En effet, il est devenu de plus en plus urgent de trouver une issue à la crise libyenne. Plongée dans le chaos depuis la chute, en 2011, de Muammar Kadhafi et déchirée par des combats entre milices lourdement armées, la Libye est confrontée à la montée en puissance du groupe Etat Islamique (EI). Une menace qui vient s’ajouter à la division politique, le pays étant divisé entre deux autorités, deux gouvernements et deux parlements rivaux : l’un dans la capitale Tripoli sous la coupe de Fajr Libya, coalition de milices dont certaines islamistes, et l’autre dans l’est du pays, le seul reconnu par la communauté internationale et qui regroupe tous les partis libéraux. Une situation catastrophique et menaçante non seulement pour la Libye, mais aussi pour toute la région. Car en s’implantant en Libye, un pays qui possède une importante surface avec un nombre modeste d’habitants, et qui souffre de la quasi-absence de force armée nationale ainsi que d’une police opérationnelle, les djhadistes peuvent occuper facilement les richesses, surtout le pétrole de ce pays, et augmenter ainsi leurs sources de financement.
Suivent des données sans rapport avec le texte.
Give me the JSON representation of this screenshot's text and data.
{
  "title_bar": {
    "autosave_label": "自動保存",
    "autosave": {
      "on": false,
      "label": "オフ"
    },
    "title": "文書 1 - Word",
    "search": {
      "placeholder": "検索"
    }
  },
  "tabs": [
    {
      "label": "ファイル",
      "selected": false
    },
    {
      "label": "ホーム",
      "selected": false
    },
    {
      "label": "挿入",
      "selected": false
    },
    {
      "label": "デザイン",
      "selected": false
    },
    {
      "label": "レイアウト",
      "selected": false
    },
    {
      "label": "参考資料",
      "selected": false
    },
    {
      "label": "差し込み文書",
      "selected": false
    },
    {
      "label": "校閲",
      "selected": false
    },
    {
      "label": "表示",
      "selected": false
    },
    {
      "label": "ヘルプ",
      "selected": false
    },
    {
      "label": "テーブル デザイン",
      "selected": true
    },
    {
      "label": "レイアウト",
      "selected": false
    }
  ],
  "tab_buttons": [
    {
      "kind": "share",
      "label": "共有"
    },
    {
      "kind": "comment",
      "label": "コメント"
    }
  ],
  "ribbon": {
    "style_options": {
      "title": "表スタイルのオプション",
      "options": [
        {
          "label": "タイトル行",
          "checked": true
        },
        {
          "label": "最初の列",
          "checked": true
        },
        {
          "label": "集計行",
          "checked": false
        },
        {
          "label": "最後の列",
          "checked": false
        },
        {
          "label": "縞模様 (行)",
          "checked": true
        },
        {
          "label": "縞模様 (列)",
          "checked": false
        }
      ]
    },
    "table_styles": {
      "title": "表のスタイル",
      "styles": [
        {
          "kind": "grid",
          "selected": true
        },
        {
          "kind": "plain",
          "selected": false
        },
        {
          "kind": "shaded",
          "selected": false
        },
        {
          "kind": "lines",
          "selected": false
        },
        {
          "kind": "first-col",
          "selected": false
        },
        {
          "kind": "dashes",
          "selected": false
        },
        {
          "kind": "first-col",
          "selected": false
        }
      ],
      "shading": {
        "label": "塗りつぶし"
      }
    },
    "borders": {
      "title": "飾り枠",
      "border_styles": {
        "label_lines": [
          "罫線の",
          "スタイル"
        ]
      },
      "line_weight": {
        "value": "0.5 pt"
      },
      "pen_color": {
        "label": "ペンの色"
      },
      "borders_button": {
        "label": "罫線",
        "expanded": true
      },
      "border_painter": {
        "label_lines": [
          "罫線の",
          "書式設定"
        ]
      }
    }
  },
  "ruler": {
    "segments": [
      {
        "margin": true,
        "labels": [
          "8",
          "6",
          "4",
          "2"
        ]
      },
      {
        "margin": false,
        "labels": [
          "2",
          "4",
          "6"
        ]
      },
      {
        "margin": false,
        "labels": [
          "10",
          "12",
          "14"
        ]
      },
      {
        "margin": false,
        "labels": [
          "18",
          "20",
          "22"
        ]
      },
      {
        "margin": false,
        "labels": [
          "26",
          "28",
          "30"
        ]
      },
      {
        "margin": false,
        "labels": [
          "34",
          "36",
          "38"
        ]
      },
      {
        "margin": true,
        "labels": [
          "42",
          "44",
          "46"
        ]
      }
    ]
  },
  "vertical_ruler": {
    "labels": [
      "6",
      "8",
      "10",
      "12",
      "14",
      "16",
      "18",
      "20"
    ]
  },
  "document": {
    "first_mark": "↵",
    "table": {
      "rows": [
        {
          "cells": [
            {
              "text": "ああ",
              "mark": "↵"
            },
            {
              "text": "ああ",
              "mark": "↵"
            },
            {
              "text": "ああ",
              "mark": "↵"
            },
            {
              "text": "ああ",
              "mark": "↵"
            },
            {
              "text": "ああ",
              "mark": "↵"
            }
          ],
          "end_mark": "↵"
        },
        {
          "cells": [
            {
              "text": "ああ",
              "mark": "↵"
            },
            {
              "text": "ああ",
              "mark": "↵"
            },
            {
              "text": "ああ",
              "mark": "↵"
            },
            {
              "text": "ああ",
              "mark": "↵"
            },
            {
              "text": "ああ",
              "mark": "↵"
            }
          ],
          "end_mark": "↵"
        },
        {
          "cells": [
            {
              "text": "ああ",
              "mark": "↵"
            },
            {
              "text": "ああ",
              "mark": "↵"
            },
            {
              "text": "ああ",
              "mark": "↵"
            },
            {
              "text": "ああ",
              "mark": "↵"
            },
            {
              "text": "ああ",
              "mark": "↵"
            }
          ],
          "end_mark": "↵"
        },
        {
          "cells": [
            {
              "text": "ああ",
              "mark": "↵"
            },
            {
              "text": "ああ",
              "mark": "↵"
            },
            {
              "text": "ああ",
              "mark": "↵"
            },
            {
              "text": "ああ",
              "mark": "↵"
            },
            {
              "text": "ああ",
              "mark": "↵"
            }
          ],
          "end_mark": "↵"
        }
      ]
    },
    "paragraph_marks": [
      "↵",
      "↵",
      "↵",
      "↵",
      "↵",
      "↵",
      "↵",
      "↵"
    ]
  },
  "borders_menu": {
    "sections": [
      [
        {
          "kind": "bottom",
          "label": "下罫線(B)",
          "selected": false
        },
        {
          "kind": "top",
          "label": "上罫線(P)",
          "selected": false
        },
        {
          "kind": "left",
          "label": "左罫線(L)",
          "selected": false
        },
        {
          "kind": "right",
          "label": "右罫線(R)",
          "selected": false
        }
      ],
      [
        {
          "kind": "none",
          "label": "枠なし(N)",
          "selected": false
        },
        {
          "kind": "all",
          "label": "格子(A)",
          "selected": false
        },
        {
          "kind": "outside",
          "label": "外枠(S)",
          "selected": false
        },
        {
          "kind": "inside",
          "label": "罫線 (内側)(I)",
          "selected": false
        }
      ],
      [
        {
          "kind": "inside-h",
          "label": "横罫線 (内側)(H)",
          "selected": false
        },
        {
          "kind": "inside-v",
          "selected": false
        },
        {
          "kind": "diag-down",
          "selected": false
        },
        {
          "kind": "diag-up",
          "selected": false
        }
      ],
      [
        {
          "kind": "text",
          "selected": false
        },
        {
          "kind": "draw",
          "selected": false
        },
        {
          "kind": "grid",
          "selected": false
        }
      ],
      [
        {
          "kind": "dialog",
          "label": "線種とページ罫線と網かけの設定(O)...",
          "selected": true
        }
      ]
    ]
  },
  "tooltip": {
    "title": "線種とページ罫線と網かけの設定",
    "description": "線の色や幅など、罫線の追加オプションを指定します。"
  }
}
Profitant de l’affrontement auquel se livrent, depuis le printemps 2014, les deux camps rivaux qui se partagent le pays, l’EI a annoncé avoir pris la ville de Syrte, dont il contrôlait déjà l’aéroport depuis fin mai, ainsi qu’une centrale thermique voisine. Après la prise de l’aéroport par l’EI, le gouvernement libyen reconnu par la communauté internationale avait appelé à l’aide la communauté internationale pour lutter contre ce groupe, avertissant que les djihadistes menaçaient de s’emparer de champs pétroliers proches de Syrte.
Détermination
C’est pour cela que la communauté internationale est dans une course contre la montre, afin de persuader les partis en conflit de laisser de côté leurs différends et intérêts pour sauver leur pays.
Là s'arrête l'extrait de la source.